Offshore wind is chomping at the bit in the US, with states jockeying to capture manufacturing jobs while developers are chasing leases and offtake deals, delegates heard at the American Wind Energy Association (AWEA) Offshore Windpower conference in New York City this week.

“You can feel the urgency to harness this new ocean energy resource coming from states and businesses competing to be first movers,” AWEA chief executive Tom Kiernan told the conference.

The megawatts on offer are starting to add up, with offshore wind “poised to take off like a rocket in the US”, Innogy US offshore lead Chris Wissemann told reNEWS.

Maryland recently awarded 370MW, while Massachusetts issued a call for 800MW. New York will unveil details of a 2.4GW drive this year and in two weeks there will be an election in New Jersey, where the front-runner for governor is calling for 3.5GW.

“This is a very exciting conference” and a marked contrast to just a few years ago when the industry seemed to be “on life support”, said Wissemann.

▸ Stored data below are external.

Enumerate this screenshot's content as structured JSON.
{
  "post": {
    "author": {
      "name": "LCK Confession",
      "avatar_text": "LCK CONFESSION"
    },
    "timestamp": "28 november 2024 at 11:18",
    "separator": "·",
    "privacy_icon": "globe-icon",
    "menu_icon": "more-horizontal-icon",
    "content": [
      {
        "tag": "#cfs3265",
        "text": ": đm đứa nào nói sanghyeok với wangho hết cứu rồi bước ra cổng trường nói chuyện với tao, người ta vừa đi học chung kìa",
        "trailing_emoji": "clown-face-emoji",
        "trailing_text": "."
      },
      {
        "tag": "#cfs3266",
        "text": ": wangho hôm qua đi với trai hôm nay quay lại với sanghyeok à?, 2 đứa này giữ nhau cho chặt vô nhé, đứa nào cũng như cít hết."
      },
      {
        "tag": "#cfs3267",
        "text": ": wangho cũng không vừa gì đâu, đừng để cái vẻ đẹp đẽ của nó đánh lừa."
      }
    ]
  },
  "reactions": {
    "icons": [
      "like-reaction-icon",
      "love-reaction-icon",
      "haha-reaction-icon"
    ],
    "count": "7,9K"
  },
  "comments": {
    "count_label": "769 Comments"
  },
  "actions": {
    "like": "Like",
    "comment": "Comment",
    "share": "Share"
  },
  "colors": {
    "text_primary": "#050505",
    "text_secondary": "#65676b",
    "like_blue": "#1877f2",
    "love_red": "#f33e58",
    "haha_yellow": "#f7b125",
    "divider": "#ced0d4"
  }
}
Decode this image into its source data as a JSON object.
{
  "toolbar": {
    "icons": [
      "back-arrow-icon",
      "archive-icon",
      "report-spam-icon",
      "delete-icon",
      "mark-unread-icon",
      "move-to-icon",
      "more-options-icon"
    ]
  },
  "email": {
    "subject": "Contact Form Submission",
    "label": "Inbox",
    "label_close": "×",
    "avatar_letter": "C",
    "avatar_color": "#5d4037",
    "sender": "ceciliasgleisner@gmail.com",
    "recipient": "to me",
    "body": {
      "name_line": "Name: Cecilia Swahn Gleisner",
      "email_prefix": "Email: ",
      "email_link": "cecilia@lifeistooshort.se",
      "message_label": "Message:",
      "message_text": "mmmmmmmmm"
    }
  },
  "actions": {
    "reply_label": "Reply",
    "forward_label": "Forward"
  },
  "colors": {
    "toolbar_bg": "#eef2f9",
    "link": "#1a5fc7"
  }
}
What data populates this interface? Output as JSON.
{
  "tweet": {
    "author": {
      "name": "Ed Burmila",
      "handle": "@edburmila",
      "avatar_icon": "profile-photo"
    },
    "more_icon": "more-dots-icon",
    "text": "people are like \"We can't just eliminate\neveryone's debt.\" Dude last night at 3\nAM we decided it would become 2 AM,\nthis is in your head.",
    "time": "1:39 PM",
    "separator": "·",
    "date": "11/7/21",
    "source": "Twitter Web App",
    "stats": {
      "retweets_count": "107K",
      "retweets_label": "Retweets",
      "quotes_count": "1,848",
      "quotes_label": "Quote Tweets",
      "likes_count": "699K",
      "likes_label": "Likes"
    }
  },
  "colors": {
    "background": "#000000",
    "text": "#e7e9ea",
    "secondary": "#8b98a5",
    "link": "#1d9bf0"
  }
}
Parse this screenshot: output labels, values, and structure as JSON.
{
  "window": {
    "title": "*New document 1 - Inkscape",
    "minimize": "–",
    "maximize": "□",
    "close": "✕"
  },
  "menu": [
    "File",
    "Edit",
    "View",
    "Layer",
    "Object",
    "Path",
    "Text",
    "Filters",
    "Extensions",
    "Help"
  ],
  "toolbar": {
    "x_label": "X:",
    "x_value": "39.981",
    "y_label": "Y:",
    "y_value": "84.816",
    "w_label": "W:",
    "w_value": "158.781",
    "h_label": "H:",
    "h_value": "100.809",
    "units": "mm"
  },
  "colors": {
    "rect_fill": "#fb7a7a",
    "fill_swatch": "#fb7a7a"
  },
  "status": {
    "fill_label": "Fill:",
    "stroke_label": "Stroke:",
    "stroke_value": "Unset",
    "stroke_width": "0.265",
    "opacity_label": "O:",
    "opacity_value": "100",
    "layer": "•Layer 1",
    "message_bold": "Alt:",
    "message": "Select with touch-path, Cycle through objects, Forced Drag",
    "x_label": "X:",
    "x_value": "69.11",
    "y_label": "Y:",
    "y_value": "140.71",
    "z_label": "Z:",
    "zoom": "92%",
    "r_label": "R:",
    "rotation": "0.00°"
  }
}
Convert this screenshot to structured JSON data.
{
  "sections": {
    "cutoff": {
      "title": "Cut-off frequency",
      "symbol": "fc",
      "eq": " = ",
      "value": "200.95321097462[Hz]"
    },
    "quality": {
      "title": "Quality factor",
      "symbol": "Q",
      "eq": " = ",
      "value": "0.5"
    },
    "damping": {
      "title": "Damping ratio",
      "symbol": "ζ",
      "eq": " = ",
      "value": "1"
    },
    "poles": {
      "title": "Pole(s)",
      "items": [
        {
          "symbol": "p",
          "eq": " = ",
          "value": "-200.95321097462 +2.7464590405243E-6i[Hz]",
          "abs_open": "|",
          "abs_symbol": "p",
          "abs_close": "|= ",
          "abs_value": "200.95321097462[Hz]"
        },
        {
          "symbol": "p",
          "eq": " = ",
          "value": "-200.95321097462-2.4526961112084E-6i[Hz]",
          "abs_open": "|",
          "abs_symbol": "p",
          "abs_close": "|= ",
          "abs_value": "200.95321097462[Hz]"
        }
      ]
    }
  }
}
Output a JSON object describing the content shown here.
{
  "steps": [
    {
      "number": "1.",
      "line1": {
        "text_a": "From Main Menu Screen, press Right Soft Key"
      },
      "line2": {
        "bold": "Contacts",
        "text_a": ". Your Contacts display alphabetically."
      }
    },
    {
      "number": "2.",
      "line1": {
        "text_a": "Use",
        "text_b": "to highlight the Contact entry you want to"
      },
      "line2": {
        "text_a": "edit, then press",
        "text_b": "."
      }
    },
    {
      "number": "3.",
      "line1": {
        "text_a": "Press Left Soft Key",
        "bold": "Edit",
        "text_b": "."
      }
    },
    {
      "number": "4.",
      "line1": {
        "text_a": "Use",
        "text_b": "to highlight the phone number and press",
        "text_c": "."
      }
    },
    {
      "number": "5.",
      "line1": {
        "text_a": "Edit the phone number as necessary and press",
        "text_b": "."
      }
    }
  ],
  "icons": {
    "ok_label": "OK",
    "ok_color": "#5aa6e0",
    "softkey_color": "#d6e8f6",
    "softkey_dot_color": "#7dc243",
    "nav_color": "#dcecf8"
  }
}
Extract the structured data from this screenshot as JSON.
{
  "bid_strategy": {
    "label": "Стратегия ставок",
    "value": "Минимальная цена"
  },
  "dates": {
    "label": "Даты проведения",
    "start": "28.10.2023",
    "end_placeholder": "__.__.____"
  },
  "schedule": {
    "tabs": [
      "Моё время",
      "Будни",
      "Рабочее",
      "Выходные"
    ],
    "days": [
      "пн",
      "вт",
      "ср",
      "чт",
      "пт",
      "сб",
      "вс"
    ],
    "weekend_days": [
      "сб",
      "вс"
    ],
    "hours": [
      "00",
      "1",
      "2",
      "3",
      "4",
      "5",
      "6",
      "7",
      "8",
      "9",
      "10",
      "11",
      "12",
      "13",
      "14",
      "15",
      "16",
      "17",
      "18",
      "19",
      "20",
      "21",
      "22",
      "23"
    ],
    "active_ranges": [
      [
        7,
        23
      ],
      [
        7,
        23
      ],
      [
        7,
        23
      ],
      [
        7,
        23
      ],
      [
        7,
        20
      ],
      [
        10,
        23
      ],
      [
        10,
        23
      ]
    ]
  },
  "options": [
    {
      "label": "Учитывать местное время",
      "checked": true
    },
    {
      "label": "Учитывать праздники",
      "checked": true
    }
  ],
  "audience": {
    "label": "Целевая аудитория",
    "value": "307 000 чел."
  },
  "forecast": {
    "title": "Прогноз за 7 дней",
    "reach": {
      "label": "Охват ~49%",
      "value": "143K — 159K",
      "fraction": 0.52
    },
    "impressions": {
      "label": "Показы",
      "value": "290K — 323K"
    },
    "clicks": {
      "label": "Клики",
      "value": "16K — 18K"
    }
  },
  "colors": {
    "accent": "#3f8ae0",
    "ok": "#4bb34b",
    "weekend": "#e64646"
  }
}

New York lieutenant governor Kathy Hochul said the state intends to become the “pre-eminent global hub” for the industry.

“We’re making unprecedented investments in infrastructure and laying the groundwork for the offshore wind industry, which is primed to benefit from New York’s talented, ambitious workforce,” Hochul said during welcome remarks.

Other states like Maryland and Massachusetts are also determined to capture the economic benefits of an important new industry and are putting money into ports and manufacturing supports.

The steady progress is giving developers, turbine manufacturers and other industry players confidence that a significant pipeline is in the cards.

“I think that by around 2027 we’re looking at between 2GW and 3GW (installed capacity) and then a rapid escalation from there,” said Innogy’s Wissemann.